Has there ever been a PC game that actually fully used all 4096 SP, efficiently, through async compute via Parallelism?
Games like Forza 7 and Forza Horizon 4 play very well on GCN as well as other console ports (It seems UWP Games in particular). Wolfenstien 2 isn't the only 'PC' game using Async Compute.
IMO Navi's HW scheduler might be a bit more robust and their ACE could be re-organized with a lower SP count. Something that would take them beyond Async Shader quick response queuing
It might help to clarify what specifically you mean by HW scheduler.
There is an HWS unit, at least on Polaris and later GPUs. Are your data points covering older chips like Hawaii, which may mean this is not making as much of a difference?
The HWS and ACEs are on the front end of the GPU's command processing pipeline, and many games that see high performance on GCN often see big gains because their shaders and workload characteristics better fit the architecture of the back end where the workgroups launched by the front end go to be executed.
Losing resources in the back end, past a relatively modest baseline for asynchronous compute, would generally make things harder for the front end.

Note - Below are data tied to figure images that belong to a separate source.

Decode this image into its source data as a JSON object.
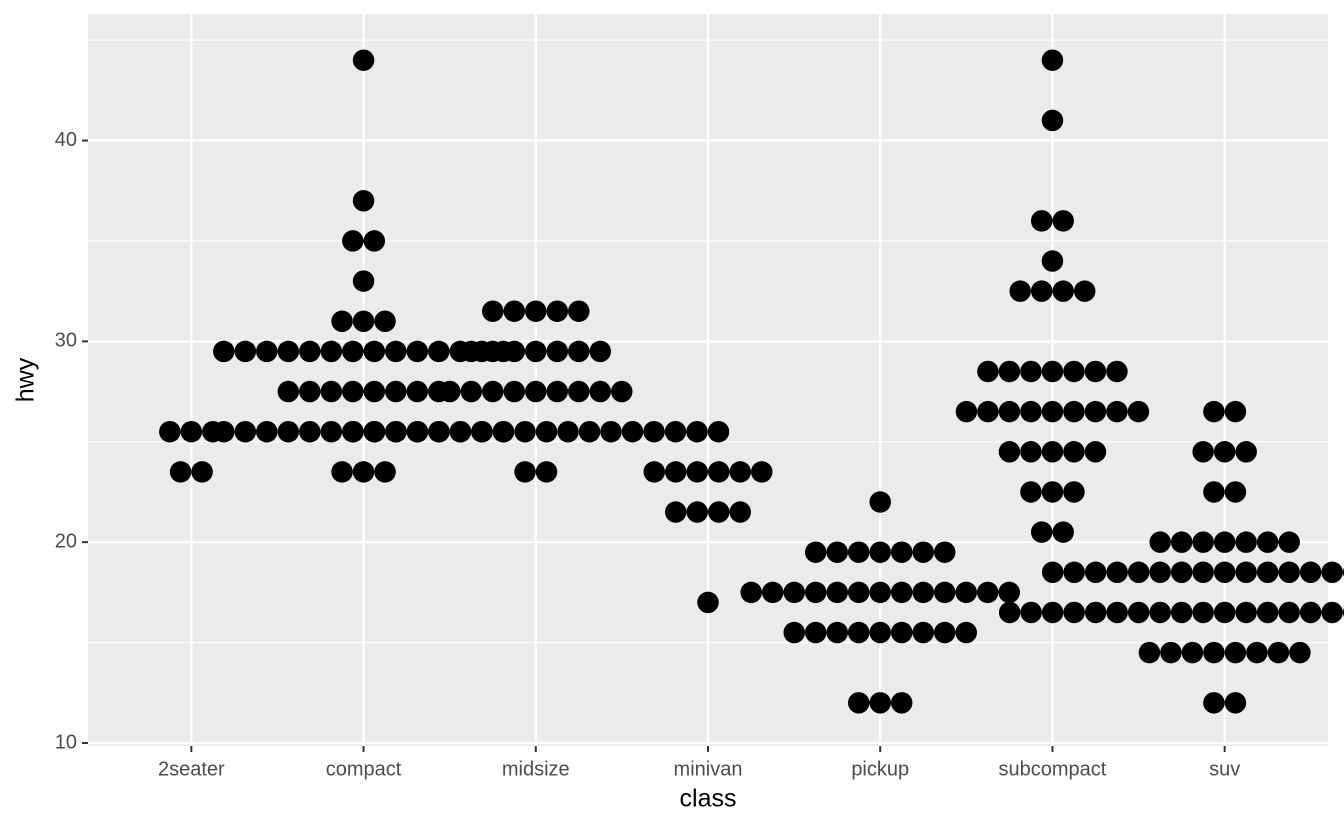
{
  "chart_data": {
    "type": "dotplot",
    "x_label": "class",
    "y_label": "hwy",
    "categories": [
      "2seater",
      "compact",
      "midsize",
      "minivan",
      "pickup",
      "subcompact",
      "suv"
    ],
    "stacks": [
      [
        {
          "value": 25.5,
          "count": 3
        },
        {
          "value": 23.5,
          "count": 2
        }
      ],
      [
        {
          "value": 44,
          "count": 1
        },
        {
          "value": 37,
          "count": 1
        },
        {
          "value": 35,
          "count": 2
        },
        {
          "value": 33,
          "count": 1
        },
        {
          "value": 31,
          "count": 3
        },
        {
          "value": 29.5,
          "count": 14
        },
        {
          "value": 27.5,
          "count": 8
        },
        {
          "value": 25.5,
          "count": 14
        },
        {
          "value": 23.5,
          "count": 3
        }
      ],
      [
        {
          "value": 31.5,
          "count": 5
        },
        {
          "value": 29.5,
          "count": 7
        },
        {
          "value": 27.5,
          "count": 9
        },
        {
          "value": 25.5,
          "count": 18
        },
        {
          "value": 23.5,
          "count": 2
        }
      ],
      [
        {
          "value": 23.5,
          "count": 6
        },
        {
          "value": 21.5,
          "count": 4
        },
        {
          "value": 17,
          "count": 1
        }
      ],
      [
        {
          "value": 22,
          "count": 1
        },
        {
          "value": 19.5,
          "count": 7
        },
        {
          "value": 17.5,
          "count": 13
        },
        {
          "value": 15.5,
          "count": 9
        },
        {
          "value": 12,
          "count": 3
        }
      ],
      [
        {
          "value": 44,
          "count": 1
        },
        {
          "value": 41,
          "count": 1
        },
        {
          "value": 36,
          "count": 2
        },
        {
          "value": 34,
          "count": 1
        },
        {
          "value": 32.5,
          "count": 4
        },
        {
          "value": 28.5,
          "count": 7
        },
        {
          "value": 26.5,
          "count": 9
        },
        {
          "value": 24.5,
          "count": 5
        },
        {
          "value": 22.5,
          "count": 3
        },
        {
          "value": 20.5,
          "count": 2
        }
      ],
      [
        {
          "value": 26.5,
          "count": 2
        },
        {
          "value": 24.5,
          "count": 3
        },
        {
          "value": 22.5,
          "count": 2
        },
        {
          "value": 20,
          "count": 7
        },
        {
          "value": 18.5,
          "count": 17
        },
        {
          "value": 16.5,
          "count": 21
        },
        {
          "value": 14.5,
          "count": 8
        },
        {
          "value": 12,
          "count": 2
        }
      ]
    ],
    "color": "#000000",
    "ylim": [
      9.85,
      46.3
    ],
    "yticks": [
      10,
      20,
      30,
      40
    ],
    "minor_yticks": [
      15,
      25,
      35,
      45
    ],
    "grid": true
  }
}
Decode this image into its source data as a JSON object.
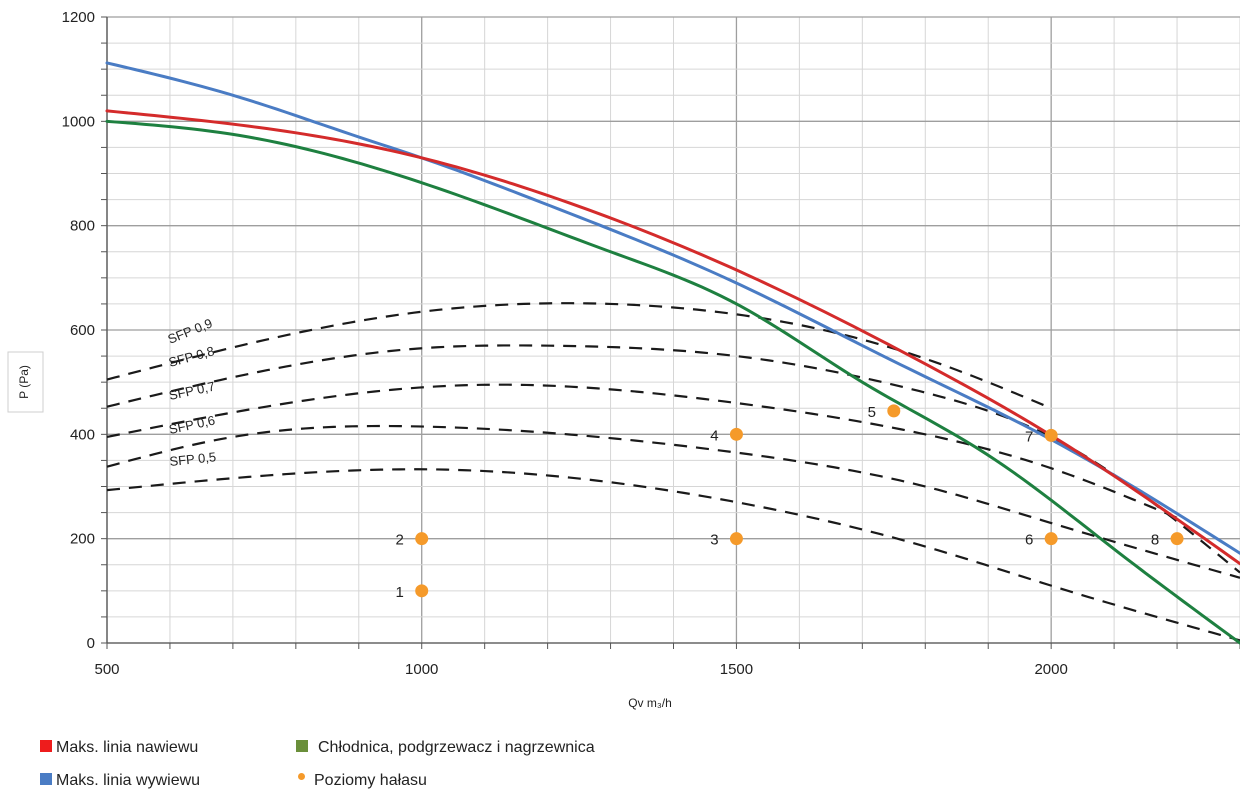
{
  "chart_data": {
    "type": "line",
    "xlabel": "Qv m₃/h",
    "ylabel": "P (Pa)",
    "xlim": [
      500,
      2300
    ],
    "ylim": [
      0,
      1200
    ],
    "x_ticks": [
      500,
      1000,
      1500,
      2000
    ],
    "y_ticks": [
      0,
      200,
      400,
      600,
      800,
      1000,
      1200
    ],
    "grid": true,
    "legend_position": "bottom",
    "series": [
      {
        "name": "Maks. linia nawiewu",
        "color": "#d42b2b",
        "x": [
          500,
          800,
          1000,
          1200,
          1500,
          1800,
          2000,
          2300
        ],
        "y": [
          1020,
          978,
          930,
          858,
          715,
          535,
          398,
          152
        ]
      },
      {
        "name": "Maks. linia wywiewu",
        "color": "#4a7cc4",
        "x": [
          500,
          700,
          900,
          1000,
          1200,
          1500,
          1750,
          2000,
          2300
        ],
        "y": [
          1112,
          1050,
          970,
          930,
          840,
          690,
          540,
          390,
          172
        ]
      },
      {
        "name": "Chłodnica, podgrzewacz i nagrzewnica",
        "color": "#1e8040",
        "x": [
          500,
          700,
          900,
          1100,
          1300,
          1500,
          1700,
          1900,
          2100,
          2300
        ],
        "y": [
          1000,
          975,
          920,
          840,
          750,
          650,
          500,
          360,
          180,
          0
        ]
      }
    ],
    "sfp_lines": [
      {
        "label": "SFP 0,9",
        "x": [
          500,
          1000,
          1300,
          1500,
          1800,
          2000
        ],
        "y": [
          505,
          635,
          650,
          630,
          545,
          450
        ]
      },
      {
        "label": "SFP 0,8",
        "x": [
          500,
          1000,
          1200,
          1500,
          1800,
          2000,
          2300
        ],
        "y": [
          453,
          565,
          570,
          550,
          480,
          395,
          135
        ]
      },
      {
        "label": "SFP 0,7",
        "x": [
          500,
          1000,
          1100,
          1500,
          1800,
          2000,
          2200
        ],
        "y": [
          395,
          490,
          495,
          460,
          400,
          335,
          240
        ]
      },
      {
        "label": "SFP 0,6",
        "x": [
          500,
          700,
          1000,
          1500,
          1800,
          2000,
          2300
        ],
        "y": [
          338,
          395,
          415,
          365,
          300,
          230,
          125
        ]
      },
      {
        "label": "SFP 0,5",
        "x": [
          500,
          800,
          1000,
          1500,
          1800,
          2000,
          2300
        ],
        "y": [
          293,
          325,
          333,
          270,
          185,
          110,
          5
        ]
      }
    ],
    "noise_points": {
      "name": "Poziomy hałasu",
      "color": "#f59a2a",
      "points": [
        {
          "label": "1",
          "x": 1000,
          "y": 100
        },
        {
          "label": "2",
          "x": 1000,
          "y": 200
        },
        {
          "label": "3",
          "x": 1500,
          "y": 200
        },
        {
          "label": "4",
          "x": 1500,
          "y": 400
        },
        {
          "label": "5",
          "x": 1750,
          "y": 445
        },
        {
          "label": "6",
          "x": 2000,
          "y": 200
        },
        {
          "label": "7",
          "x": 2000,
          "y": 398
        },
        {
          "label": "8",
          "x": 2200,
          "y": 200
        }
      ]
    }
  },
  "legend": {
    "items": [
      {
        "label": "Maks. linia nawiewu",
        "color": "#ee1c1c",
        "kind": "square"
      },
      {
        "label": "Chłodnica, podgrzewacz i nagrzewnica",
        "color": "#6a8f3a",
        "kind": "square"
      },
      {
        "label": "Maks. linia wywiewu",
        "color": "#4a7cc4",
        "kind": "square"
      },
      {
        "label": "Poziomy hałasu",
        "color": "#f59a2a",
        "kind": "dot"
      }
    ]
  }
}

They have limited influence on how well wavefronts execute past their early involvement with them.
If there is any expectation of improvement in the graphics pipeline, removing compute resources would make it doubly hard for the ACEs and HWS, as they exist to fill in gaps in graphics execution. The fewer spare resources, the fewer gaps.
Quick response queuing and other forms of resource reservation or pre-emption do worse if there are fewer resources to spare. They explicitly sacrifice throughput for responsiveness, either by walling off resources that could have gone somewhere else "just in case" or by forcing wavefronts that were running at very high utilization to yield to something that is not.